21875010-3b0f-11e7-97ed-0cfbc4378e10

Steps to reproduce:

See an occurrence of E029

Expected behavior:

Give me some visual representation of the info

Observed behavior:

No visual (map) representation of the information

isabelle-dr commented 2 years ago

Comment by barbeau August 15, 2017


So, implementation for this would take place in VehicleValidator.checkE029() as part of creating the prefix text around line 213. bufferedShape is the object containing the polygon for the trip buffer, which is pictured in the above mockup on the map. The position variable is the vehicle position.

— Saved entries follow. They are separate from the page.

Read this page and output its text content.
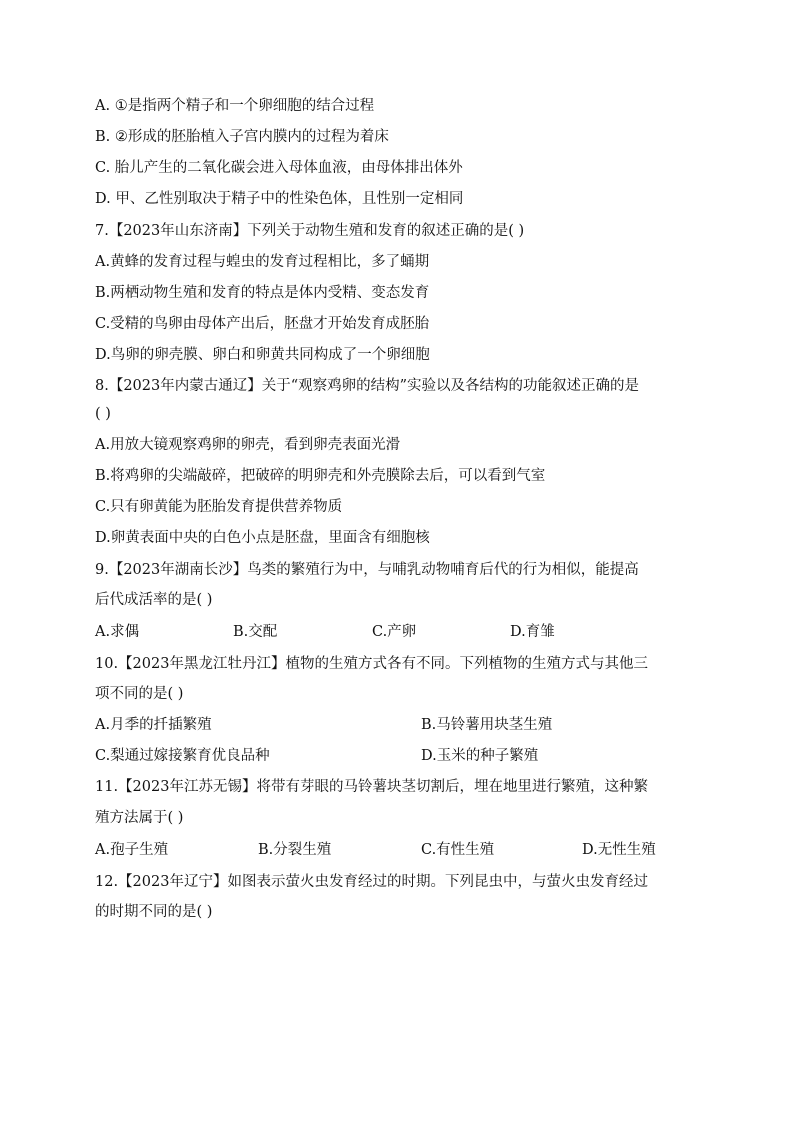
A. ①是指两个精子和一个卵细胞的结合过程
B. ②形成的胚胎植入子宫内膜内的过程为着床
C. 胎儿产生的二氧化碳会进入母体血液，由母体排出体外
D. 甲、乙性别取决于精子中的性染色体，且性别一定相同
7.【2023年山东济南】下列关于动物生殖和发育的叙述正确的是( )
A.黄蜂的发育过程与蝗虫的发育过程相比，多了蛹期
B.两栖动物生殖和发育的特点是体内受精、变态发育
C.受精的鸟卵由母体产出后，胚盘才开始发育成胚胎
D.鸟卵的卵壳膜、卵白和卵黄共同构成了一个卵细胞
8.【2023年内蒙古通辽】关于“观察鸡卵的结构”实验以及各结构的功能叙述正确的是
( )
A.用放大镜观察鸡卵的卵壳，看到卵壳表面光滑
B.将鸡卵的尖端敲碎，把破碎的明卵壳和外壳膜除去后，可以看到气室
C.只有卵黄能为胚胎发育提供营养物质
D.卵黄表面中央的白色小点是胚盘，里面含有细胞核
9.【2023年湖南长沙】鸟类的繁殖行为中，与哺乳动物哺育后代的行为相似，能提高
后代成活率的是( )
A.求偶	B.交配	C.产卵	D.育雏
10.【2023年黑龙江牡丹江】植物的生殖方式各有不同。下列植物的生殖方式与其他三
项不同的是( )
A.月季的扦插繁殖	B.马铃薯用块茎生殖
C.梨通过嫁接繁育优良品种	D.玉米的种子繁殖
11.【2023年江苏无锡】将带有芽眼的马铃薯块茎切割后，埋在地里进行繁殖，这种繁
殖方法属于( )
A.孢子生殖	B.分裂生殖	C.有性生殖	D.无性生殖
12.【2023年辽宁】如图表示萤火虫发育经过的时期。下列昆虫中，与萤火虫发育经过
的时期不同的是( )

To get the GeoJSON for the shape, see VehicleValidator.testStopAndTripShapeBounds() near the end of the method around line 386 - there are some examples there for using the JTS ShapeWriter to generate the GeoJSON for a given shape.

isabelle-dr commented 2 years ago

Comment by barbeau October 13, 2017


Another option for visualization is Barefoot, a Java-based open-source project from the BMW group: https://github.com/bmwcarit/barefoot

Here's an example of basic integration with Transitime to show live vehicles on the map: TheTransitClock/transitime@b0d98a0

EDIT - On second look, I'm not sure if this helps us. Barefoot looks to be purely for Java UI integration (I think?), and we want a map inside the web browser, either as our own page or directed to with a hyperlink (like the geojson.io link solution above).